描述（由申请人提供）：影响癌症易感性的基因研究是一个快速发展的领域。该提案的重点是识别和表征影响胃肠道癌症发展的新型修饰基因座。我们选择的系统涉及肿瘤抑制基因，腺瘤性结肠息肉病（APC）。APC突变导致遗传性和散发性结直肠癌。ApcMin小鼠在APC基因的同源物中具有突变，并且在它们的小肠和大肠中形成多个腺瘤。QTL研究确定了一个基因座，Min修饰因子（Mom 1），它显著改变了ApcMin诱导的肿瘤数量和大小。我们和其他人已经报道，分泌型II型磷脂酶A2（Pla 2g 2a）基因是负责至少一部分的Mom 1表型。虽然很明显存在其他修饰基因座，但由于Mom 1基因座在这些杂交中的分离，它们无法被鉴定。
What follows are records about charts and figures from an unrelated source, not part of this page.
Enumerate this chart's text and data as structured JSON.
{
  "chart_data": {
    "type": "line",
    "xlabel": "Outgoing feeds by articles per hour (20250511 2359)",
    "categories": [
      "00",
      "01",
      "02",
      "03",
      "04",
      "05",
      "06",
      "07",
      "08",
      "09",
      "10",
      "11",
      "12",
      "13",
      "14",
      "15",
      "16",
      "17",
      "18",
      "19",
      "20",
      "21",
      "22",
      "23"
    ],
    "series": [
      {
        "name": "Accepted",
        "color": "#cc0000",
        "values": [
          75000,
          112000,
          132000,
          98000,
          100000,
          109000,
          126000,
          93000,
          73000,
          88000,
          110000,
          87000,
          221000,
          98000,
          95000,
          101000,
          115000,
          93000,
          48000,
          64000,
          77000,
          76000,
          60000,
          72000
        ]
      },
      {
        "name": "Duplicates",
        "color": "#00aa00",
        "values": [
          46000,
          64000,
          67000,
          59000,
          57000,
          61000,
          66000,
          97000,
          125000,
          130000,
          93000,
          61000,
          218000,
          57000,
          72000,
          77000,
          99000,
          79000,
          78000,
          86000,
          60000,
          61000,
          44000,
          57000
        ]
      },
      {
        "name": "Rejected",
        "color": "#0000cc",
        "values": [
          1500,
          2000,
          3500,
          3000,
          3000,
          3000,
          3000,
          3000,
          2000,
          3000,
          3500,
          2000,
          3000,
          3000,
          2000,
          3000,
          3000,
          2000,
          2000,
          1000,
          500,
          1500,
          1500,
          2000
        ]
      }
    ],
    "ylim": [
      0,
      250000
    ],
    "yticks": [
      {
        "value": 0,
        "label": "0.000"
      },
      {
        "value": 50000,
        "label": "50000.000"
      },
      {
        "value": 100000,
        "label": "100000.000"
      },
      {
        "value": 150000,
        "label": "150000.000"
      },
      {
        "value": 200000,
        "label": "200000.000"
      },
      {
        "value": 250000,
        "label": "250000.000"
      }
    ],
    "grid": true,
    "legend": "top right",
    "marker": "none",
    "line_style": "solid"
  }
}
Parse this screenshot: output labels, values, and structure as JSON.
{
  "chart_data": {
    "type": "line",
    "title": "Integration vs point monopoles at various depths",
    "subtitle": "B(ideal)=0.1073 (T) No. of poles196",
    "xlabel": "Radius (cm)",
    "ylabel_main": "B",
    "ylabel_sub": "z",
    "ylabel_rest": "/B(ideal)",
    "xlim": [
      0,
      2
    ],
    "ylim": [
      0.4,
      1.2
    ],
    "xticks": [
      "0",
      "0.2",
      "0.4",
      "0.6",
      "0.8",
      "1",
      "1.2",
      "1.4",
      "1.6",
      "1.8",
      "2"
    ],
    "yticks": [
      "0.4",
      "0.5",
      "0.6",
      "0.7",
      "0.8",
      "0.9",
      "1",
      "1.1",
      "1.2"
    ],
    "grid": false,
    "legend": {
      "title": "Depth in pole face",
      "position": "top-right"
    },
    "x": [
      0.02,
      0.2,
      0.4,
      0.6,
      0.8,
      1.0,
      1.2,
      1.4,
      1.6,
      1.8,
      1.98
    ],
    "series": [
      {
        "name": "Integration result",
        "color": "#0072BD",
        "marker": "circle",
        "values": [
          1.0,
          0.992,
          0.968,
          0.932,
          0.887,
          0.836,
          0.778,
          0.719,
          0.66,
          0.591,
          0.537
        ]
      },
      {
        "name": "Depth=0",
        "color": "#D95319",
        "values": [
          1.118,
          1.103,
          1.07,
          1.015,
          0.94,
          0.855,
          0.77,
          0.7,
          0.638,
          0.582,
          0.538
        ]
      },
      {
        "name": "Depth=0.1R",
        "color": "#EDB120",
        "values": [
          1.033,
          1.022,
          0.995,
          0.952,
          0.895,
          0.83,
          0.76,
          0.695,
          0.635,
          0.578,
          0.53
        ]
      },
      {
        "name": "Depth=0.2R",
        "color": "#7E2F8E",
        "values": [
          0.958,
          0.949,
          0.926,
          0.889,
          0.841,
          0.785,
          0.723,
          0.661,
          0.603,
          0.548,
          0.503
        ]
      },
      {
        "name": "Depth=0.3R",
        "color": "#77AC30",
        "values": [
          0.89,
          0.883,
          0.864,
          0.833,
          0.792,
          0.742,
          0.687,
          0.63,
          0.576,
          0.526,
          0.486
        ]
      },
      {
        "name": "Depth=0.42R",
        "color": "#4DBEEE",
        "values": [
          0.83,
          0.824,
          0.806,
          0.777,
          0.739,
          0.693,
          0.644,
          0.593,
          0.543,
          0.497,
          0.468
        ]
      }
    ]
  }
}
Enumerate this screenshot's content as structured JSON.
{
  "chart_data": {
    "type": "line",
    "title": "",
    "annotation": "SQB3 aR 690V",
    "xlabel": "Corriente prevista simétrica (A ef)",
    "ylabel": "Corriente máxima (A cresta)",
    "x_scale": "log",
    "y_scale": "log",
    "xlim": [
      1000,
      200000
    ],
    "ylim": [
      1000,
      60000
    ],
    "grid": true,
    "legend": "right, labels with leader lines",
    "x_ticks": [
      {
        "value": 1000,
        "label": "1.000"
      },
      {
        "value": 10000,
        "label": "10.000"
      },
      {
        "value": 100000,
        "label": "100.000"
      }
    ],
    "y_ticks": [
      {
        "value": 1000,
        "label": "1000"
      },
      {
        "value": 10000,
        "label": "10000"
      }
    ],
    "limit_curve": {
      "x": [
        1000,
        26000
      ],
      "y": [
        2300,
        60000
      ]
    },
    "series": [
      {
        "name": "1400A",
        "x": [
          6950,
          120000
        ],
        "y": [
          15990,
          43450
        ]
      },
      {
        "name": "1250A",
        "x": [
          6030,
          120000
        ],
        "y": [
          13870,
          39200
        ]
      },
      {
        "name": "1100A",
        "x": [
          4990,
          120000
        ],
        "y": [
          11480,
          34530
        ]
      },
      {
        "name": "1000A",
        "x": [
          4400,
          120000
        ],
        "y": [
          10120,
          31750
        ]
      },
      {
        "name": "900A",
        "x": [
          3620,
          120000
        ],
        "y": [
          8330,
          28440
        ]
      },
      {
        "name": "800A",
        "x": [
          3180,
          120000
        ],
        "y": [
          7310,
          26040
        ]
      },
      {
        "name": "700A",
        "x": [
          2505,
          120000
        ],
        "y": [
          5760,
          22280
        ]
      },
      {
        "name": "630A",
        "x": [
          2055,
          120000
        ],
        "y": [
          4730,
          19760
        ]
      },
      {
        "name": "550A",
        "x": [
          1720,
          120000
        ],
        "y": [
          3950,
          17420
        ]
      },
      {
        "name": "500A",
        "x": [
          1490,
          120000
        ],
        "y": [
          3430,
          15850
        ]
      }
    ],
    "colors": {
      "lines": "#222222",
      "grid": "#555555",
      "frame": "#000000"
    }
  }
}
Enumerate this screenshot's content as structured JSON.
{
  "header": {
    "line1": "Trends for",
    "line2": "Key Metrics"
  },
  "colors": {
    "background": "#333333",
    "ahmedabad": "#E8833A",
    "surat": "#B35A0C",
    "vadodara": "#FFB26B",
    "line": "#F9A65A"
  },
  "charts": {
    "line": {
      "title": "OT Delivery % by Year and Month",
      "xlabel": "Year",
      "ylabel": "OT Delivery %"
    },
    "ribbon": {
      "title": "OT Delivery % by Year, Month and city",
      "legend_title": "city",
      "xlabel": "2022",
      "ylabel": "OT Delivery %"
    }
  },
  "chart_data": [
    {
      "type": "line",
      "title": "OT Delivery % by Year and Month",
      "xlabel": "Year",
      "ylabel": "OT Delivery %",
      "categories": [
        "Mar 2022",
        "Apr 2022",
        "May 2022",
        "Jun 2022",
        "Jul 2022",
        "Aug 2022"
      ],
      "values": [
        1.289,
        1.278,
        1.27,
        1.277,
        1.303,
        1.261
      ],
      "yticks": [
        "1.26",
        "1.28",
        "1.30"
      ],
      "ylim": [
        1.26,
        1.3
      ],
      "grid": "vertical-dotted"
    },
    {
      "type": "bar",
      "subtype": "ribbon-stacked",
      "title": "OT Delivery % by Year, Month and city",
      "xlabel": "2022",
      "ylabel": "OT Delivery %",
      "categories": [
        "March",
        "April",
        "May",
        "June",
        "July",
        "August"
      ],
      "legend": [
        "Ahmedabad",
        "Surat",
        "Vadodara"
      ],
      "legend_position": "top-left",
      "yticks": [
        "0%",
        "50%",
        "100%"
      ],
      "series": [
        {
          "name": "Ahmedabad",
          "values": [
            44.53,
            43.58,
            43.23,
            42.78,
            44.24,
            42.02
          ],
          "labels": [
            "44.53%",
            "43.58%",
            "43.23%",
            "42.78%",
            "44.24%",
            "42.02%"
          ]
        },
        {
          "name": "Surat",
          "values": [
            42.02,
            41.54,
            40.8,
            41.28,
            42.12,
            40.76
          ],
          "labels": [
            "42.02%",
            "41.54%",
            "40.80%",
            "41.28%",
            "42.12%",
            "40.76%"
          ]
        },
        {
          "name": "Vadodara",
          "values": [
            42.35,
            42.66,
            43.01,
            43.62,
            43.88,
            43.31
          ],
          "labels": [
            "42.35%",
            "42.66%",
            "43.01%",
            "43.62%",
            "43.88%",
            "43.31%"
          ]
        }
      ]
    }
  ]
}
为了进一步剖析遗传修饰剂途径，我们通过交换C57 BL 6/J和C3 H/HeJ小鼠之间的Mom 1区域构建了相互的同源品系。这些品系导致通常易感的B6小鼠含有抗性Mom 1等位基因，类似地，抗性C3 H小鼠含有易感的Mom 1位点。QTL分析现已揭示了5个新修饰区的存在。我们建议分离和表征B6-C3 H相互同源菌株之间确定的最有效的修饰剂。我们将开发同类资源来研究新的Mom#位点的作用。此外，我们将细化每个Mom#基因座的遗传位置，使用位置和候选基因方法来识别负责Mom#表型的基因。最后，我们将进行几项生物测定，以进一步了解Mom#功能的分子机制。本文概述的研究将最终导致对这些修饰基因在肿瘤预防和治疗反应中的预测价值的认识，并为新型化学预防剂提供途径。我们认为，“一分预防胜过磅治疗”。我们的研究旨在寻找可以预测哪些人有患结直肠癌风险的因素。通过研究这些因素，我们希望能够开发新的方法来帮助预防癌症的发展。